Portland and Seattle riders on the Immigrant Workers Freedom Ride (IWFR) consumed a breakfast of rice, beans, eggs, sausage, pastries, coffee, and orange juice with the community of Walla Walla, Washington and students from Whitman College before beginning the second day of their bus journey across the nation. The riders spent the night in private homes and campus housing after their arrival late Tuesday before traveling to Idaho by day's end.
"Walla Walla knows how to treat the Freedom Riders with dignity and respect!" shouted Maria Damaris Silva, a co-organizer of the Portland bus, at the early morning breakfast in the meeting hall of St. Patrick's Catholic Church Wednesday. Several riders shared personal accounts of their lives as immigrants or the children and grandchildren of immigrants.
After leaving the church, the pilgrims joined a rally with students on the campus of Whitman College moments away. Students and riders shared their thoughts on the meaning of the Freedom Ride to Washington, DC and New York and the importance of attaining dignity and respect, a path to citizenship, safe working environments, and living wages for hardworking immigrants and their families.
Oscar Morales, a senior at Woodburn High School in Woodburn, Oregon, left his parents behind in Mexico to get an education in the United States. As a Mormon, Morales plans to go on a two-year mission for the church after graduating from high school. He is eager to submit his application to officials in Salt Lake City and learn where he will be working for his faith. Embarrassed by what he considers poor English, Morales addressed the Whitman students in Spanish, which was translated by a friend from the Portland bus.
"We want legalization and a path to citizenship for all immigrants," he said. "We are [on the bus] because we want to participate. The students often say we are the future. No! We are the present. We are going on the Freedom Ride because we want equality for everybody, regardless of skin color.
"We want a better world," Morales continued, "not only for us, but also for the future generations that are coming after us. We will achieve these things by being united. We are going to fight together, march together, and work together!"
Whitman College professor Paul Apostolites, a co-organizer of the Walla Walla Freedom Ride events, addressed the students and urged them to consider the next stop on the Freedom Ride, a brief demonstration in Weston, Oregon. Apostolites acknowledged that many students might feel their course work piling up as they entered the third week of classes in a new semester and jokingly apologized for assigning papers that were due this week.
"If your head and your heart are telling you to join the caravan to Weston and see what it's like in the company town when two busloads of immigrant workers on a Freedom Ride come down there," he said, "that could be a very interesting learning experience."

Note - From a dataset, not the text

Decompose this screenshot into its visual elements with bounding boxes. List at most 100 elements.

Accompanied on the bus by a number of Whitman students who accepted the professor's offer, the Freedom Riders then departed Walla Walla and crossed back over the Columbia River to Smith Frozen Foods, owned by Oregon Senator Gordon Smith. The plant employs 200 permanent workers and swells to about 600 seasonal workers when crops are harvested and delivered to the plant for processing.
When riders began chanting slogans in front of the employment office of the plant, several workers dressed in smocks, hairnets, and hardhats peered from the doors and windows of the large industrial building. At the urging of their companeros from Portland, Seattle, and Walla Walla, about two dozen workers, mostly Latina women, exited the building and crossed a railroad track to join in the protest. Others watched from a loading dock, some signaling their solidarity with the demonstrators with furtive hand gestures and smiles. Several workers spoke to the riders in Spanish using a megaphone that was passed through the crowd.
Workers and riders shared a hasty lunch of burritos wrapped in foil and passed from a cooler. The protest and rally lasted for nearly an hour before the workers re-entered the facility to complete their shifts and the riders continued on their route towards the nation's capitol.
The riders were able to spend a few hours relaxing as the buses headed from Weston to Farmway Village near Caldwell, Idaho, a few miles from the Oregon border on Interstate 84. The village, a housing project comprised of tidy houses, dormitories, and open grass spaces shaded by tall trees, is home to nearly 1000 migrant workers, who earn their income in the agricultural industry.
A delegation of young women from Boise State University's Organizacion de Estudiantes Latinos Americanos (OELA, pronounced 'oh-WAY-la') greeted the riders as they exited the buses. The village threw an elaborate fiesta with food, music, and speakers. A group of boys and young women called Raices Mexicanas delighted the crowd with their traditional Mexican costumes and dances.
The Freedom Riders spent Wednesday night in the homes of the workers of Farmway Village, before waking for a hasty 6 o'clock breakfast in the village's escuela and departing for Rupert, Idaho and Salt Lake City on the third day of their journey.